It's locked away in Books and Culture, A Christian Review and I don't know if it will show up on-line. Anyway, here is a bit from that review:
…For all his polemic, Waldfogel never recognizes that the instrumental nature of gift-giving can alienate us from the true meaning of Christmas and other holidays and celebrations, not to mention alienating us from the true virtue of giving.

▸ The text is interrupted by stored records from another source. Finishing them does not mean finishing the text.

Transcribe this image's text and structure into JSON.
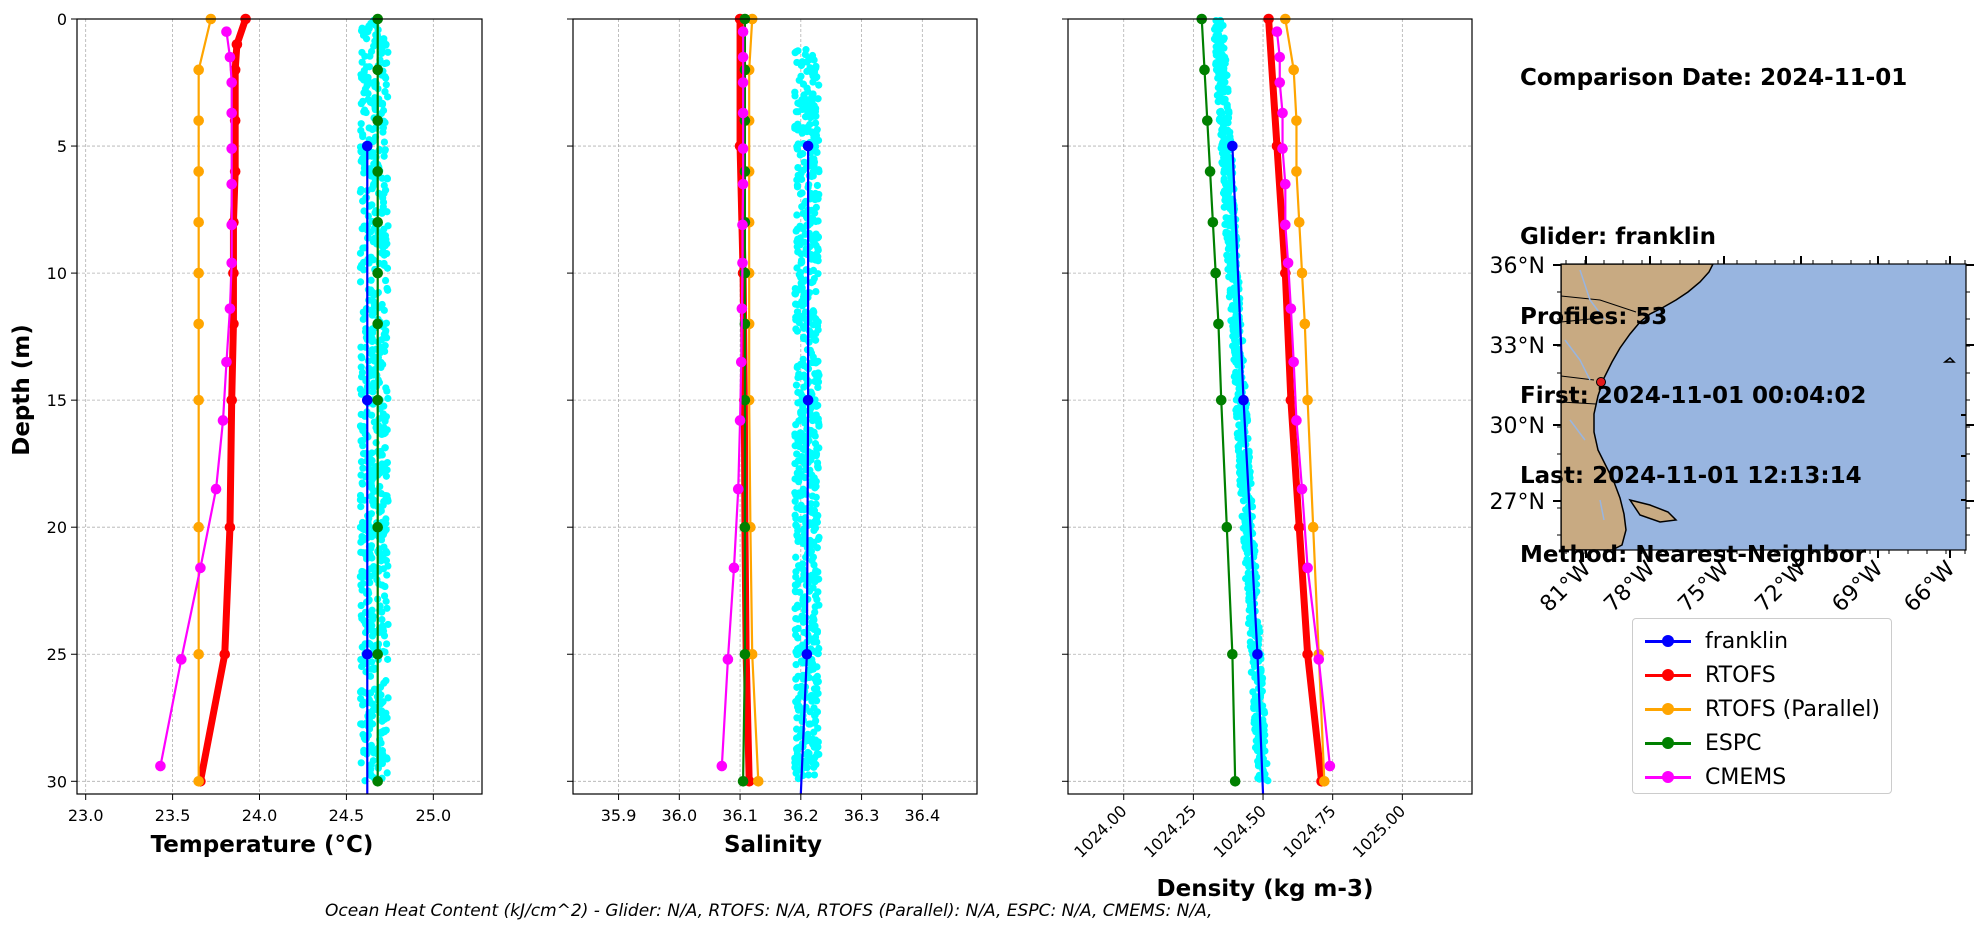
{
  "chart_data": [
    {
      "type": "line",
      "xlabel": "Temperature (°C)",
      "ylabel": "Depth (m)",
      "xlim": [
        22.95,
        25.28
      ],
      "ylim": [
        30.5,
        0
      ],
      "xticks": [
        "23.0",
        "23.5",
        "24.0",
        "24.5",
        "25.0"
      ],
      "yticks": [
        "0",
        "5",
        "10",
        "15",
        "20",
        "25",
        "30"
      ],
      "grid": true,
      "scatter": {
        "name": "franklin",
        "color": "#00ffff",
        "x_center": 24.66,
        "x_spread": 0.08,
        "depth_range": [
          0,
          30
        ]
      },
      "series": [
        {
          "name": "franklin",
          "color": "#0000ff",
          "depth": [
            5,
            15,
            25,
            30.5
          ],
          "values": [
            24.62,
            24.62,
            24.62,
            24.62
          ]
        },
        {
          "name": "RTOFS",
          "color": "#ff0000",
          "depth": [
            0,
            1,
            2,
            4,
            6,
            8,
            10,
            12,
            15,
            20,
            25,
            30
          ],
          "values": [
            23.92,
            23.87,
            23.86,
            23.86,
            23.86,
            23.85,
            23.85,
            23.85,
            23.84,
            23.83,
            23.8,
            23.66
          ]
        },
        {
          "name": "RTOFS (Parallel)",
          "color": "#ffa500",
          "depth": [
            0,
            2,
            4,
            6,
            8,
            10,
            12,
            15,
            20,
            25,
            30
          ],
          "values": [
            23.72,
            23.65,
            23.65,
            23.65,
            23.65,
            23.65,
            23.65,
            23.65,
            23.65,
            23.65,
            23.65
          ]
        },
        {
          "name": "ESPC",
          "color": "#008000",
          "depth": [
            0,
            2,
            4,
            6,
            8,
            10,
            12,
            15,
            20,
            25,
            30
          ],
          "values": [
            24.68,
            24.68,
            24.68,
            24.68,
            24.68,
            24.68,
            24.68,
            24.68,
            24.68,
            24.68,
            24.68
          ]
        },
        {
          "name": "CMEMS",
          "color": "#ff00ff",
          "depth": [
            0.5,
            1.5,
            2.5,
            3.7,
            5.1,
            6.5,
            8.1,
            9.6,
            11.4,
            13.5,
            15.8,
            18.5,
            21.6,
            25.2,
            29.4
          ],
          "values": [
            23.81,
            23.83,
            23.84,
            23.84,
            23.84,
            23.84,
            23.84,
            23.84,
            23.83,
            23.81,
            23.79,
            23.75,
            23.66,
            23.55,
            23.43
          ]
        }
      ]
    },
    {
      "type": "line",
      "xlabel": "Salinity",
      "ylabel": "",
      "xlim": [
        35.825,
        36.49
      ],
      "ylim": [
        30.5,
        0
      ],
      "xticks": [
        "35.9",
        "36.0",
        "36.1",
        "36.2",
        "36.3",
        "36.4"
      ],
      "grid": true,
      "scatter": {
        "name": "franklin",
        "color": "#00ffff",
        "x_center": 36.21,
        "x_spread": 0.02,
        "depth_range": [
          1.2,
          29.9
        ]
      },
      "series": [
        {
          "name": "franklin",
          "color": "#0000ff",
          "depth": [
            5,
            15,
            25,
            30.5
          ],
          "values": [
            36.212,
            36.212,
            36.21,
            36.2
          ]
        },
        {
          "name": "RTOFS",
          "color": "#ff0000",
          "depth": [
            0,
            5,
            10,
            15,
            20,
            25,
            30
          ],
          "values": [
            36.1,
            36.1,
            36.105,
            36.107,
            36.108,
            36.11,
            36.115
          ]
        },
        {
          "name": "RTOFS (Parallel)",
          "color": "#ffa500",
          "depth": [
            0,
            2,
            4,
            6,
            8,
            10,
            12,
            15,
            20,
            25,
            30
          ],
          "values": [
            36.12,
            36.115,
            36.115,
            36.115,
            36.115,
            36.115,
            36.115,
            36.115,
            36.117,
            36.12,
            36.13
          ]
        },
        {
          "name": "ESPC",
          "color": "#008000",
          "depth": [
            0,
            2,
            4,
            6,
            8,
            10,
            12,
            15,
            20,
            25,
            30
          ],
          "values": [
            36.108,
            36.108,
            36.108,
            36.108,
            36.108,
            36.108,
            36.108,
            36.108,
            36.108,
            36.108,
            36.105
          ]
        },
        {
          "name": "CMEMS",
          "color": "#ff00ff",
          "depth": [
            0.5,
            1.5,
            2.5,
            3.7,
            5.1,
            6.5,
            8.1,
            9.6,
            11.4,
            13.5,
            15.8,
            18.5,
            21.6,
            25.2,
            29.4
          ],
          "values": [
            36.105,
            36.105,
            36.105,
            36.105,
            36.105,
            36.105,
            36.104,
            36.104,
            36.103,
            36.102,
            36.1,
            36.097,
            36.09,
            36.08,
            36.07
          ]
        }
      ]
    },
    {
      "type": "line",
      "xlabel": "Density (kg m-3)",
      "ylabel": "",
      "xlim": [
        1023.8,
        1025.25
      ],
      "ylim": [
        30.5,
        0
      ],
      "xticks": [
        "1024.00",
        "1024.25",
        "1024.50",
        "1024.75",
        "1025.00"
      ],
      "grid": true,
      "scatter": {
        "name": "franklin",
        "color": "#00ffff",
        "x_start": 1024.34,
        "x_end": 1024.5,
        "x_spread": 0.02,
        "depth_range": [
          0,
          30
        ]
      },
      "series": [
        {
          "name": "franklin",
          "color": "#0000ff",
          "depth": [
            5,
            15,
            25,
            30.5
          ],
          "values": [
            1024.39,
            1024.43,
            1024.48,
            1024.5
          ]
        },
        {
          "name": "RTOFS",
          "color": "#ff0000",
          "depth": [
            0,
            5,
            10,
            15,
            20,
            25,
            30
          ],
          "values": [
            1024.52,
            1024.55,
            1024.58,
            1024.6,
            1024.63,
            1024.66,
            1024.71
          ]
        },
        {
          "name": "RTOFS (Parallel)",
          "color": "#ffa500",
          "depth": [
            0,
            2,
            4,
            6,
            8,
            10,
            12,
            15,
            20,
            25,
            30
          ],
          "values": [
            1024.58,
            1024.61,
            1024.62,
            1024.62,
            1024.63,
            1024.64,
            1024.65,
            1024.66,
            1024.68,
            1024.7,
            1024.72
          ]
        },
        {
          "name": "ESPC",
          "color": "#008000",
          "depth": [
            0,
            2,
            4,
            6,
            8,
            10,
            12,
            15,
            20,
            25,
            30
          ],
          "values": [
            1024.28,
            1024.29,
            1024.3,
            1024.31,
            1024.32,
            1024.33,
            1024.34,
            1024.35,
            1024.37,
            1024.39,
            1024.4
          ]
        },
        {
          "name": "CMEMS",
          "color": "#ff00ff",
          "depth": [
            0.5,
            1.5,
            2.5,
            3.7,
            5.1,
            6.5,
            8.1,
            9.6,
            11.4,
            13.5,
            15.8,
            18.5,
            21.6,
            25.2,
            29.4
          ],
          "values": [
            1024.55,
            1024.56,
            1024.56,
            1024.57,
            1024.57,
            1024.58,
            1024.58,
            1024.59,
            1024.6,
            1024.61,
            1024.62,
            1024.64,
            1024.66,
            1024.7,
            1024.74
          ]
        }
      ]
    }
  ],
  "info": {
    "comparison_date": "Comparison Date: 2024-11-01",
    "glider": "Glider: franklin",
    "profiles": "Profiles: 53",
    "first": "First: 2024-11-01 00:04:02",
    "last": "Last: 2024-11-01 12:13:14",
    "method": "Method: Nearest-Neighbor"
  },
  "map": {
    "lat_labels": [
      "36°N",
      "33°N",
      "30°N",
      "27°N"
    ],
    "lon_labels": [
      "81°W",
      "78°W",
      "75°W",
      "72°W",
      "69°W",
      "66°W"
    ],
    "land_color": "#c8aa82",
    "ocean_color": "#98b5e0",
    "glider_marker_color": "#e41a1c"
  },
  "legend": {
    "items": [
      {
        "label": "franklin",
        "color": "#0000ff"
      },
      {
        "label": "RTOFS",
        "color": "#ff0000"
      },
      {
        "label": "RTOFS (Parallel)",
        "color": "#ffa500"
      },
      {
        "label": "ESPC",
        "color": "#008000"
      },
      {
        "label": "CMEMS",
        "color": "#ff00ff"
      }
    ]
  },
  "footer": "Ocean Heat Content (kJ/cm^2) - Glider: N/A,  RTOFS: N/A,  RTOFS (Parallel): N/A,  ESPC: N/A,  CMEMS: N/A,"
}
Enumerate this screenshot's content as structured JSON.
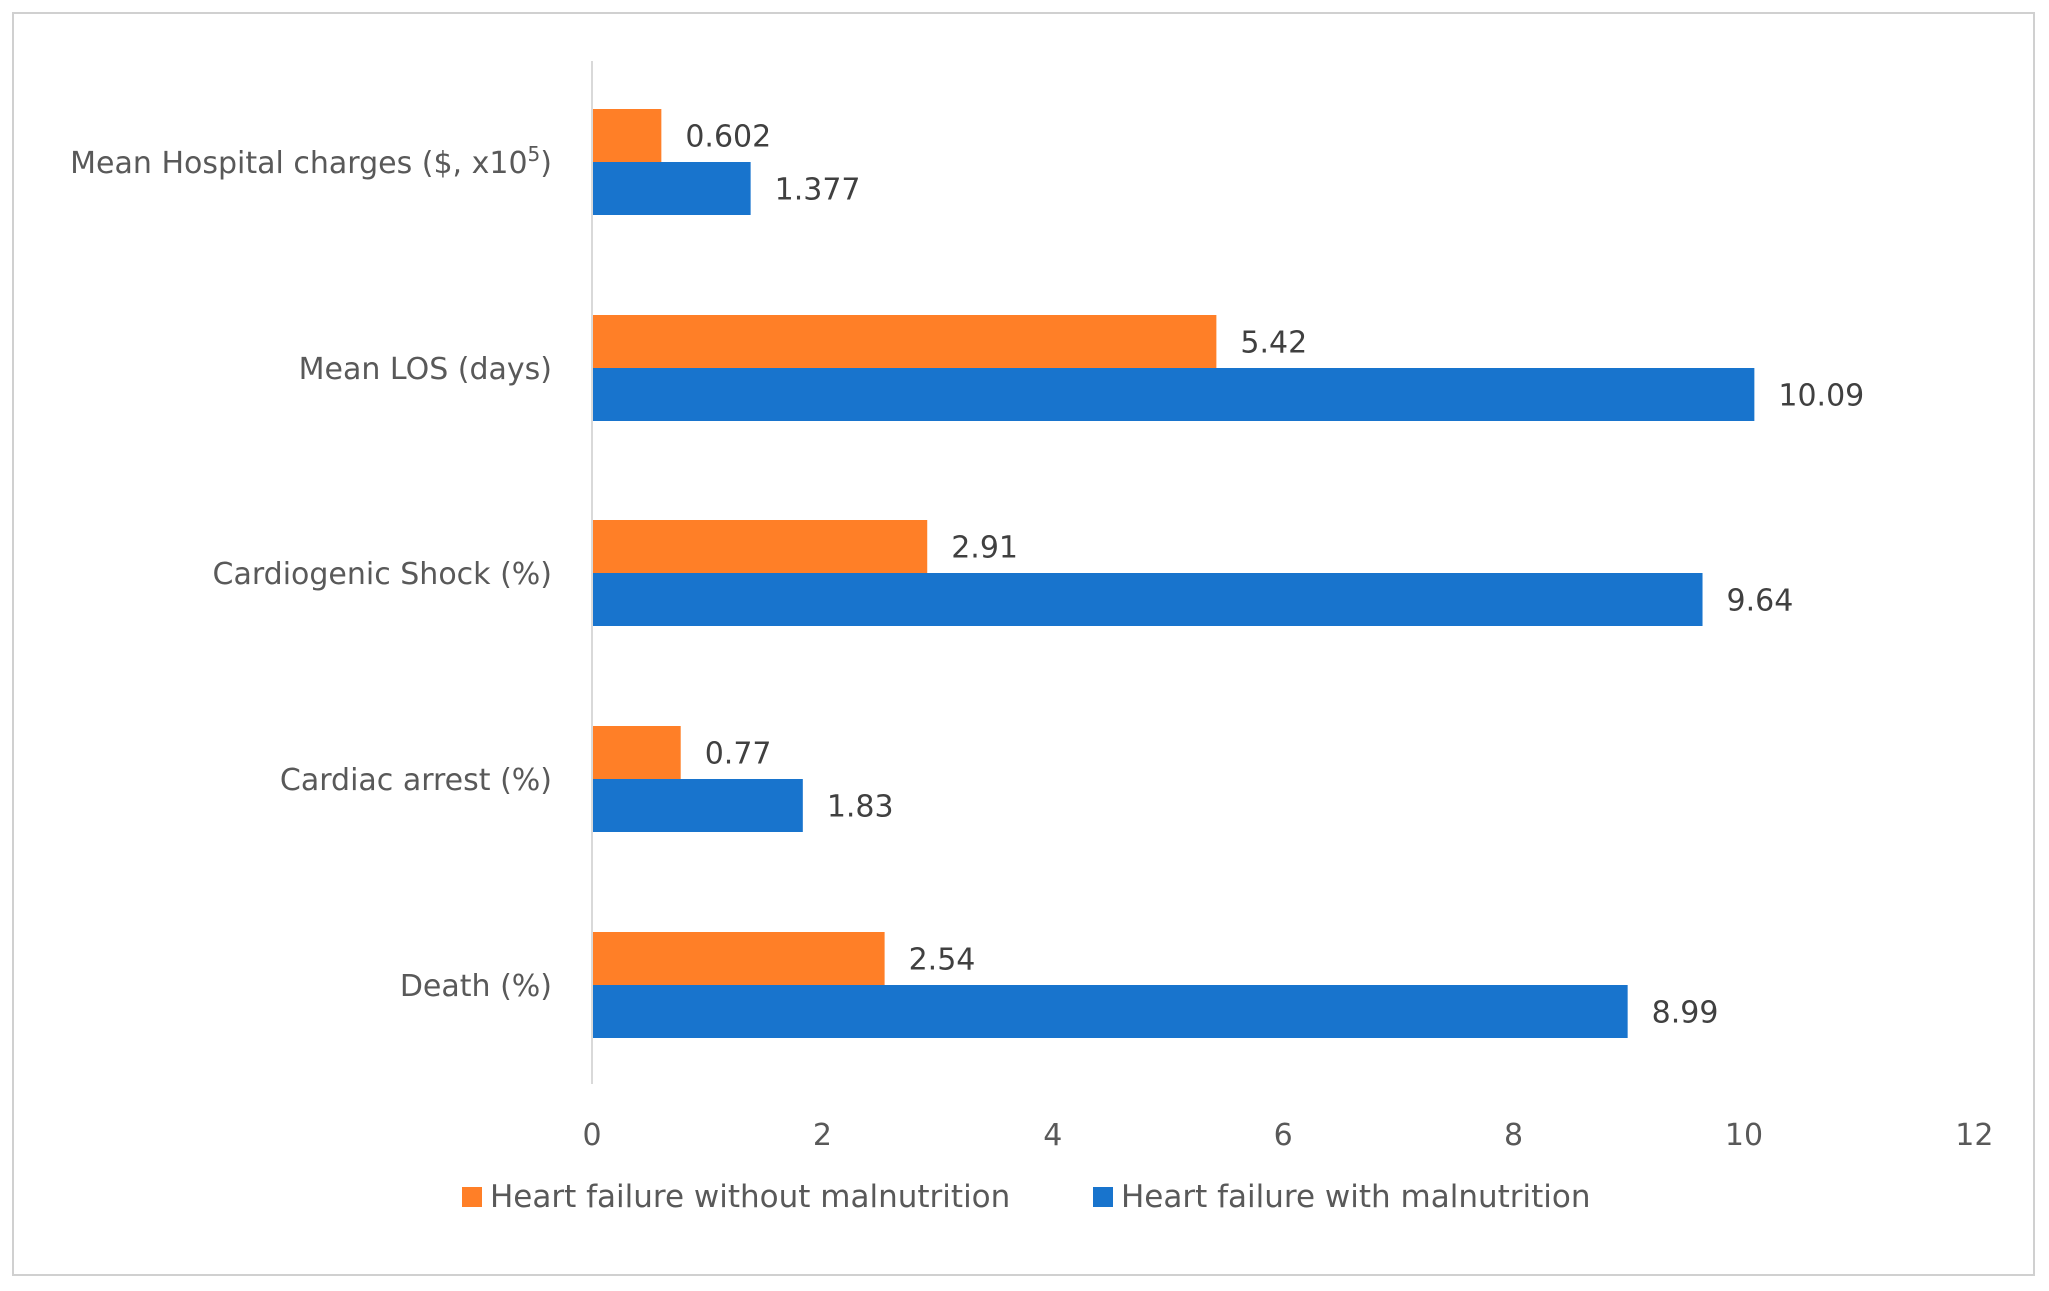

Nor, on the other hand, does Waldfogel consider the best available defense of gift-giving — namely, that it is a useful form of social theater. His economist biases reveal themselves when he considers only the value of the gift and not how the gift may enhance (or damage) the associated relationships. Don't we all use gifts to judge who really understands us and thus who is worthy of our time? To put it bluntly,I wouldn't marry or even continue to date a woman who gave me The Da Vinci Code for my birthday. But if I receive the book, maybe that's for the best: then I know the relationship doesn't have a future. In a world where we are looking at a large pool of people for the potential of closer ties, poorly chosen gifts in fact may be the greatest gift we can receive. Using economic terminology, a lot of gifts are about sorting and signaling. A world of perfect gifts is also a world where I don't meet many new people or take many chances in relationships.
I should note that I liked the book more than that excerpt, taken alone, indicates. As is often the case, the parts where I praise the work are simply less interesting. You can order the book here. In case you don't remember, he's the guy who did the first work on the "deadweight loss of Christmas." The book has come out just in time for…the Christmas season.